裴子安步子都来不及停下:“我师父住院了,我得去看看,下午帮我请个假吧。”
裴子安前脚一走,先前躁动不安的糖栗子就跟着恢复了往日的懒散,安静地缩成一大团。
小悦神神秘秘道:“你们说,糖老师该不会是感应到师公住院了,才忽然叫起来吧……”
“老猫通人性,说不定糖老师成精几百年了。”
“幼不幼稚!”
没多久裴子安赶到中心医院,医生说老先生是腓骨骨裂,因为年纪大了,自己一个人肯定没办法照顾起居,所以打电话通知了家人。虽然医生说伤情并不太严重,裴子安还是有些生气,气师父骨裂竟然不给他打电话,还得让医院通知他。

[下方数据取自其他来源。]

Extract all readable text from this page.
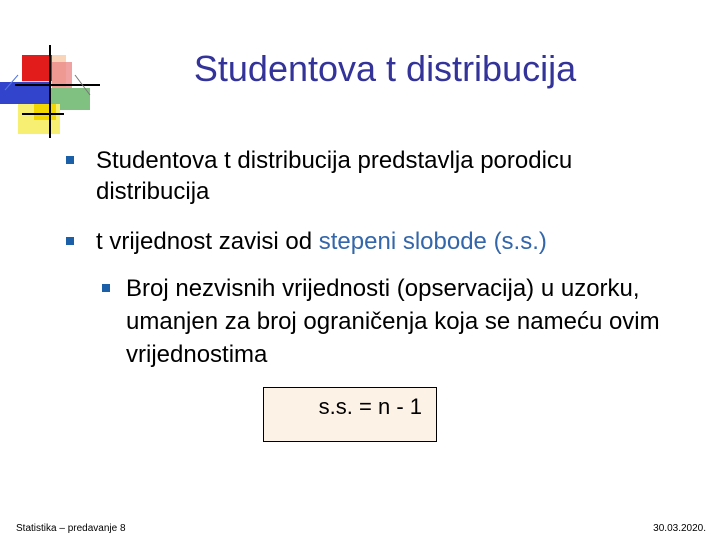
Studentova t distribucija
Studentova t distribucija predstavlja porodicu distribucija
t vrijednost zavisi od stepeni slobode (s.s.)
Broj nezvisnih vrijednosti (opservacija) u uzorku, umanjen za broj ograničenja koja se nameću ovim vrijednostima
s.s. = n - 1
Statistika – predavanje 8	30.03.2020.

裴子安故意板着脸去了病房,老先生一只脚绑了石膏,正和邻床的病友一起嗑瓜子呢,不仅没意识到错误,还抢白道:“你怎么来了,我没事呢!”
老先生的子女远在海外,裴子安是他唯一的徒弟,自从父母去世之后,早就把师父当成了自己最亲的家人,听他这么说就更生气了。

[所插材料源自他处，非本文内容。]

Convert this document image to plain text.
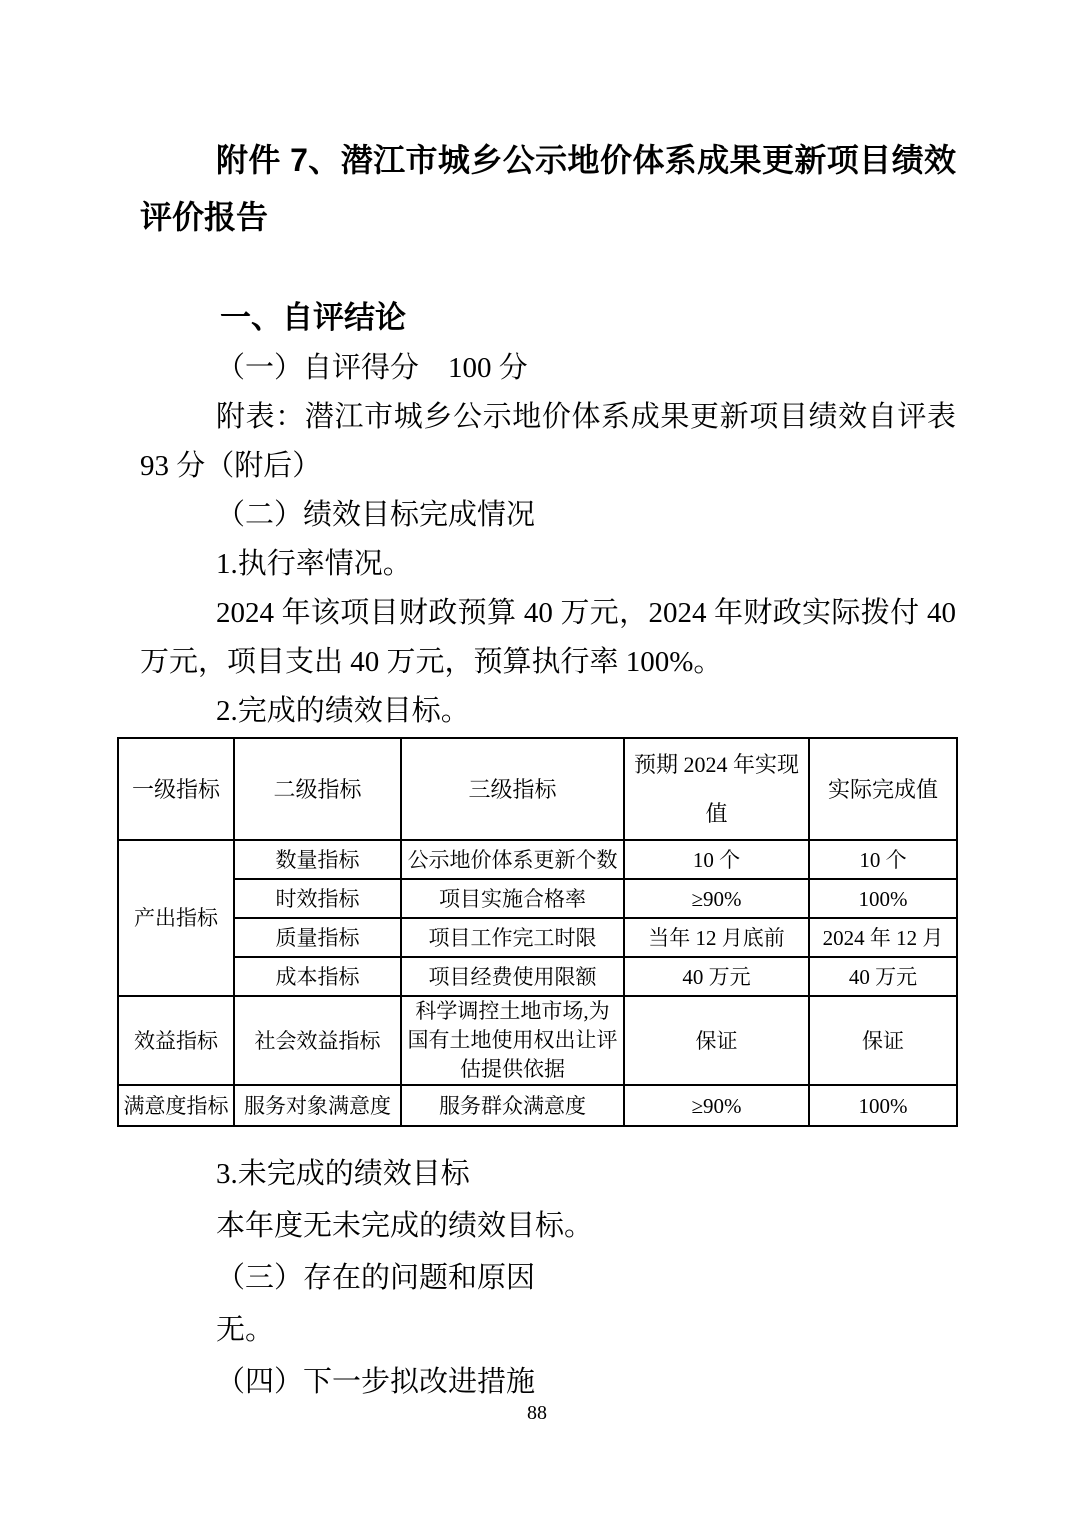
附件 7、潜江市城乡公示地价体系成果更新项目绩效评价报告
一、自评结论

（一）自评得分　100 分

附表：潜江市城乡公示地价体系成果更新项目绩效自评表 93 分（附后）

（二）绩效目标完成情况

1.执行率情况。

2024 年该项目财政预算 40 万元，2024 年财政实际拨付 40 万元，项目支出 40 万元，预算执行率 100%。

2.完成的绩效目标。

一级指标	二级指标	三级指标	预期 2024 年实现值	实际完成值
产出指标	数量指标	公示地价体系更新个数	10 个	10 个
	时效指标	项目实施合格率	≥90%	100%
	质量指标	项目工作完工时限	当年 12 月底前	2024 年 12 月
	成本指标	项目经费使用限额	40 万元	40 万元
效益指标	社会效益指标	科学调控土地市场,为国有土地使用权出让评估提供依据	保证	保证
满意度指标	服务对象满意度	服务群众满意度	≥90%	100%

3.未完成的绩效目标

本年度无未完成的绩效目标。

（三）存在的问题和原因

无。

（四）下一步拟改进措施

88
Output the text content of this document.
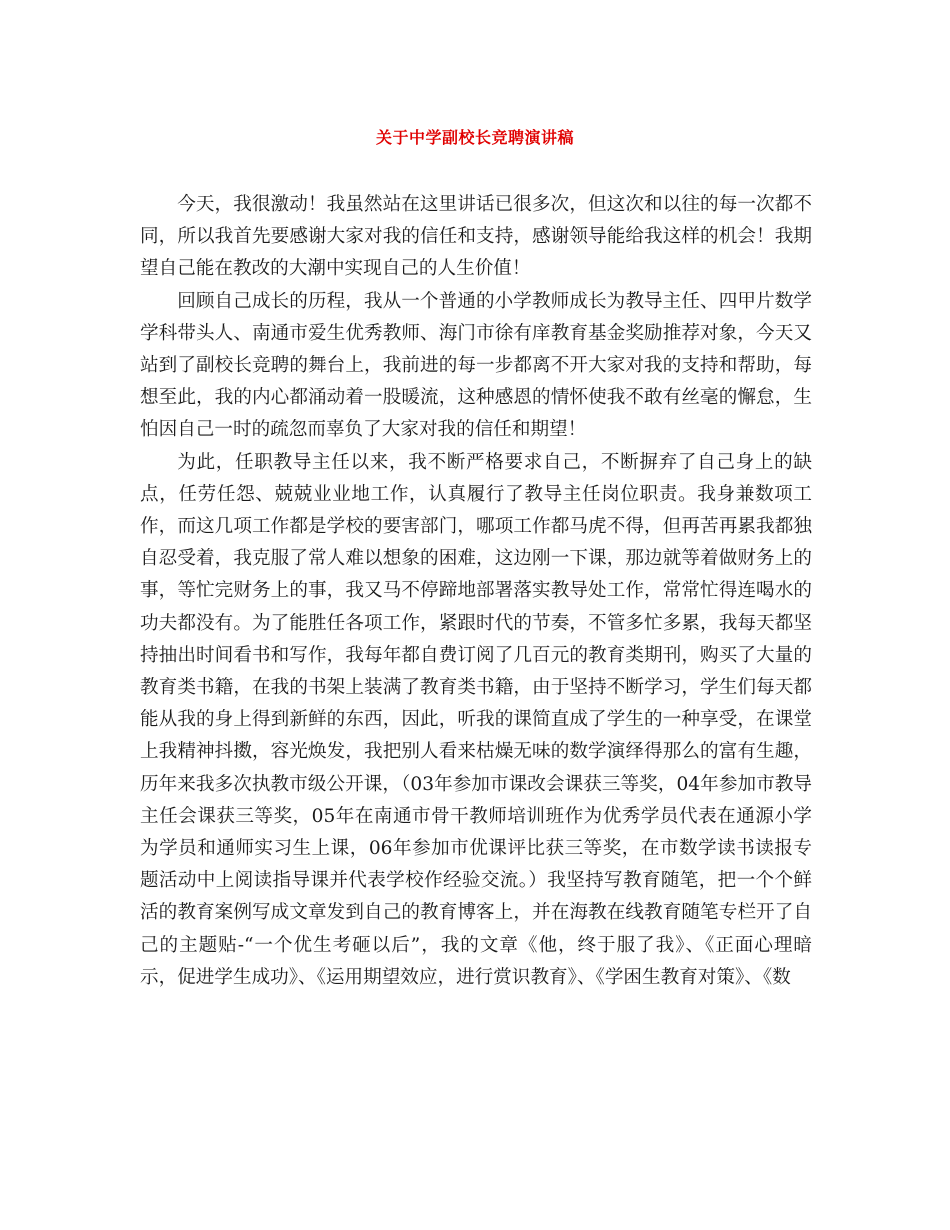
关于中学副校长竞聘演讲稿

今天，我很激动！我虽然站在这里讲话已很多次，但这次和以往的每一次都不同，所以我首先要感谢大家对我的信任和支持，感谢领导能给我这样的机会！我期望自己能在教改的大潮中实现自己的人生价值！

回顾自己成长的历程，我从一个普通的小学教师成长为教导主任、四甲片数学学科带头人、南通市爱生优秀教师、海门市徐有庠教育基金奖励推荐对象，今天又站到了副校长竞聘的舞台上，我前进的每一步都离不开大家对我的支持和帮助，每想至此，我的内心都涌动着一股暖流，这种感恩的情怀使我不敢有丝毫的懈怠，生怕因自己一时的疏忽而辜负了大家对我的信任和期望！

为此，任职教导主任以来，我不断严格要求自己，不断摒弃了自己身上的缺点，任劳任怨、兢兢业业地工作，认真履行了教导主任岗位职责。我身兼数项工作，而这几项工作都是学校的要害部门，哪项工作都马虎不得，但再苦再累我都独自忍受着，我克服了常人难以想象的困难，这边刚一下课，那边就等着做财务上的事，等忙完财务上的事，我又马不停蹄地部署落实教导处工作，常常忙得连喝水的功夫都没有。为了能胜任各项工作，紧跟时代的节奏，不管多忙多累，我每天都坚持抽出时间看书和写作，我每年都自费订阅了几百元的教育类期刊，购买了大量的教育类书籍，在我的书架上装满了教育类书籍，由于坚持不断学习，学生们每天都能从我的身上得到新鲜的东西，因此，听我的课简直成了学生的一种享受，在课堂上我精神抖擞，容光焕发，我把别人看来枯燥无味的数学演绎得那么的富有生趣，历年来我多次执教市级公开课，（03年参加市课改会课获三等奖，04年参加市教导主任会课获三等奖，05年在南通市骨干教师培训班作为优秀学员代表在通源小学为学员和通师实习生上课，06年参加市优课评比获三等奖，在市数学读书读报专题活动中上阅读指导课并代表学校作经验交流。）我坚持写教育随笔，把一个个鲜活的教育案例写成文章发到自己的教育博客上，并在海教在线教育随笔专栏开了自己的主题贴-“一个优生考砸以后”，我的文章《他，终于服了我》、《正面心理暗示，促进学生成功》、《运用期望效应，进行赏识教育》、《学困生教育对策》、《数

“师父,你是不是偷偷去冰钓了,和你说过很多少次,冰钓太危险了,你要钓鱼可以去室内钓场……”
老先生听到徒弟的唠叨,心虚地往后缩了缩:“我这次没去冰钓……是公园的黄猫卡树上了……”
“你还爬树了?!”
“没有……是和我一起去的小非,就文物摄影协会的一个小伙子救的猫,我在旁边太高兴了脚滑了一下,小非立刻把我送医院了……”
裴子安有些半信半疑:“真的没有偷偷去冰钓?”
“……你吃瓜子吗?“
裴子安都要气笑了,抓了一把瓜子给老先生剥起来。
“啊对了,晚上你得帮我把猫喂了,还有那只黄猫不知道有没有受伤……”
裴子安看他师父还有力气转移话题,知道他确实伤得不重,松了一口气,又想起老先生说送他来医院的小伙子,问道:“那送您来医院的人走了吗,我得当面道个谢。”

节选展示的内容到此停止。